Cessation of the Basis of Business, Insolvency in Germany
In very exceptional situations, the parties can terminate the contract due to a so-called discontinuation of the basis of the business. According to german case law, the basis of business is the common understanding of both parties existing at the time of the conclusion of the contract or the understanding of one party of the existence or future occurrence of certain circumstances, which is recognizable to the other party and not objected to by him, provided that the contract is based on this common understanding. It is expressly not the basis of the contract if unilateral motives or calculations of one party cannot be realized in reality. However, in such cases of cessation or disturbance of the basis of business, an attempt must always be made to adjust the contract; granting a party a right of termination for this reason is always the last possible measure if milder measures cannot sufficiently mitigate the extreme disturbance of the contractual equilibrium.

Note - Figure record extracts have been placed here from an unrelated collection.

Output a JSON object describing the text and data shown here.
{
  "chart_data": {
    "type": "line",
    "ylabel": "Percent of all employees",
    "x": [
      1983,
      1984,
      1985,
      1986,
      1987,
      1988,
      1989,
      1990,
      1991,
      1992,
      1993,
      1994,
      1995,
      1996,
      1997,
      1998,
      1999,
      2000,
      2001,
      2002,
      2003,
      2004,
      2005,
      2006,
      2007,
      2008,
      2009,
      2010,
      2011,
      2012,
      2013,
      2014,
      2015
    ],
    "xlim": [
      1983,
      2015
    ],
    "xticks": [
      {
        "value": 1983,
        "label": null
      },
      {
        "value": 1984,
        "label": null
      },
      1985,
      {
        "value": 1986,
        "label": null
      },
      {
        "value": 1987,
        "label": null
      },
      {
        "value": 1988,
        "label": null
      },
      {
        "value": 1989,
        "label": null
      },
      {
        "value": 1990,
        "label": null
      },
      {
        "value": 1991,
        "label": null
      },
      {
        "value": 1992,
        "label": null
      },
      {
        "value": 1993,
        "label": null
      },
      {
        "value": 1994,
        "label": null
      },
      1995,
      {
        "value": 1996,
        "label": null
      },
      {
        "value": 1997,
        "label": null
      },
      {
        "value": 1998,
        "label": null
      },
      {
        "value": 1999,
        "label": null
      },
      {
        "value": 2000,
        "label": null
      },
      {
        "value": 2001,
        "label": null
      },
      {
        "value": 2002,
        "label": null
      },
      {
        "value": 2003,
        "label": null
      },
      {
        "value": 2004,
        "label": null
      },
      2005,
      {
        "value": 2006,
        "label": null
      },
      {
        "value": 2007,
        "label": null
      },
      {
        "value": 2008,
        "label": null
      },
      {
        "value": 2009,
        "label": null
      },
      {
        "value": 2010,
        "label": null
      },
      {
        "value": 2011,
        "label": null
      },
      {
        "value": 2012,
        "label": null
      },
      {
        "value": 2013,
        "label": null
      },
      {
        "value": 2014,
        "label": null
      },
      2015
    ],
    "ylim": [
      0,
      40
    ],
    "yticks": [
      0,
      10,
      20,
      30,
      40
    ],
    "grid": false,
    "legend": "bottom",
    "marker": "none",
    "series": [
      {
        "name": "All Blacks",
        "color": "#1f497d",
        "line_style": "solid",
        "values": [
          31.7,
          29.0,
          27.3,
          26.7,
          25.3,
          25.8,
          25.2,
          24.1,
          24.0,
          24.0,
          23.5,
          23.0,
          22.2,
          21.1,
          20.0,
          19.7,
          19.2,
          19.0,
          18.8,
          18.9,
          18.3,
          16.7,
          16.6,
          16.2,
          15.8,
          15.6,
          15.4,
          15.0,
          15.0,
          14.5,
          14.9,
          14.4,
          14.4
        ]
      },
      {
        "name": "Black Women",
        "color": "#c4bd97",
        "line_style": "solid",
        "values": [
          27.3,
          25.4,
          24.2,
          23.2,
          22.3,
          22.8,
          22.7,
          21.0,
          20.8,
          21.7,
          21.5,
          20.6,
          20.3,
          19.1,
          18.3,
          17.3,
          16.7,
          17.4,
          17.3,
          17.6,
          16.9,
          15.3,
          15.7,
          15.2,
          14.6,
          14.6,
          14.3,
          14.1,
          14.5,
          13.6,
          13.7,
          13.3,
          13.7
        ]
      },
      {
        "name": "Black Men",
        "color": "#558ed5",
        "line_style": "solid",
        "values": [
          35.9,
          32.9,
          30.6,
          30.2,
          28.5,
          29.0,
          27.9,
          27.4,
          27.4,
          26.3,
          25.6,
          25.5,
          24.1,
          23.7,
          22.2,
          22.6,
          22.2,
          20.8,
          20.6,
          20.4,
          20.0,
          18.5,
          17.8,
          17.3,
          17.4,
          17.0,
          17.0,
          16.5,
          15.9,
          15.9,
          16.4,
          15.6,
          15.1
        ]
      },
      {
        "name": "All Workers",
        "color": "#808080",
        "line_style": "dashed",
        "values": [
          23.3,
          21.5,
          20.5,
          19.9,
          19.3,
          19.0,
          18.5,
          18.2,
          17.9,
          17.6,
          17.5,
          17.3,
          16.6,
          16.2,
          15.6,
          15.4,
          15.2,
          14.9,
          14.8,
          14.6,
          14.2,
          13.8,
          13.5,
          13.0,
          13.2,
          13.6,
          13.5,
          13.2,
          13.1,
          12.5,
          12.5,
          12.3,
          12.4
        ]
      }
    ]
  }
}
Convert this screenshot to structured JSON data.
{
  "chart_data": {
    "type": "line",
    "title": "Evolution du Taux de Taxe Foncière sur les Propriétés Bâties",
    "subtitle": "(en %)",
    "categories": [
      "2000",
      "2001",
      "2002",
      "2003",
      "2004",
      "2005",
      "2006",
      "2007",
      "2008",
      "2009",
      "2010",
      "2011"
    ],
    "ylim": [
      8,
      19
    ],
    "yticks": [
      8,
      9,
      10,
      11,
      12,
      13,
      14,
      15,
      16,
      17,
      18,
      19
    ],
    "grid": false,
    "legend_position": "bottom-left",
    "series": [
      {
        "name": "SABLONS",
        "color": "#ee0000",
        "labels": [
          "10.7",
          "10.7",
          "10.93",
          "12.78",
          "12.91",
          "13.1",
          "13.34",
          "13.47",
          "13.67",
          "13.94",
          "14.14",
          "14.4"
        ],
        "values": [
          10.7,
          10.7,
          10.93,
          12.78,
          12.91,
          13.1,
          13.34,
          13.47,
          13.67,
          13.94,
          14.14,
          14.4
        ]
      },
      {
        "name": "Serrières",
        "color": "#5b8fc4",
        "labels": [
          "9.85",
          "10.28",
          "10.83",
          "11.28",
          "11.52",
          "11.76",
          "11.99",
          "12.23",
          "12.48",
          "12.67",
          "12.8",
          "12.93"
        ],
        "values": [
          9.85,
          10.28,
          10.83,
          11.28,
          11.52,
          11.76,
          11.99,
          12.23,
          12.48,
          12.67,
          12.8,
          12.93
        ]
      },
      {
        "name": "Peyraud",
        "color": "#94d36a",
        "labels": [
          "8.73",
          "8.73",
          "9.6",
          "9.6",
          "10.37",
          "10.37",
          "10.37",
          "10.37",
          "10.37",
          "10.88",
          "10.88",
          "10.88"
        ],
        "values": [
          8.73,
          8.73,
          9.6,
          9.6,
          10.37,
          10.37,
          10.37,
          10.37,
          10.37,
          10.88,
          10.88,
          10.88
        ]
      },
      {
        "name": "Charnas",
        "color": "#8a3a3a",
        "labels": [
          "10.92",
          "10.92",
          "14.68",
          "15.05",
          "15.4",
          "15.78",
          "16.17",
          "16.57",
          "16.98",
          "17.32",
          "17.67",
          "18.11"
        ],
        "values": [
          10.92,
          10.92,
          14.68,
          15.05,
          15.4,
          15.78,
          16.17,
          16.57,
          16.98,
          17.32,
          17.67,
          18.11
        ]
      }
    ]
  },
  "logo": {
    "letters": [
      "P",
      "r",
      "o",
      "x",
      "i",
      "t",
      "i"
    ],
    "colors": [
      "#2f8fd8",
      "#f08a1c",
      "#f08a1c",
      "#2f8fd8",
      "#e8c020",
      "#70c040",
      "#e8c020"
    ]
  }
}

According to german law, examples of the discontinuation of the basis of the contract are natural disasters, extreme inflation and sovereign intervention. In the latter case, one could also think of longer-term quarantine measures (corona) leading to the closure of a restaurant business or retail store. However, since the german courts do not lightly affirm the loss of the basis for the business, one should not act hastily.
If a tenant actually gets into financial difficulties in Germany, i.e. if insolvency occurs, the insolvency administrator can exercise a special statutory right of termination and release the insolvent tenant from an overburdening lease.
Formalities and deadlines for termination under german law
Any notice of termination should be given in writing in order to avoid problems of proof in subsequent court proceedings in Germany. Certain statutory deadlines must be observed for ordinary termination. In the case of termination for cause, it must also be taken into account that the german landlord who waits too long to give notice risks forfeiting his right to terminate the lease. Therefore, the idea is that the one who silently accepts a breach of contract by one party over a long period of time cannot base a termination on this after a long period of time when it is convenient. This period may already have elapsed after a few months.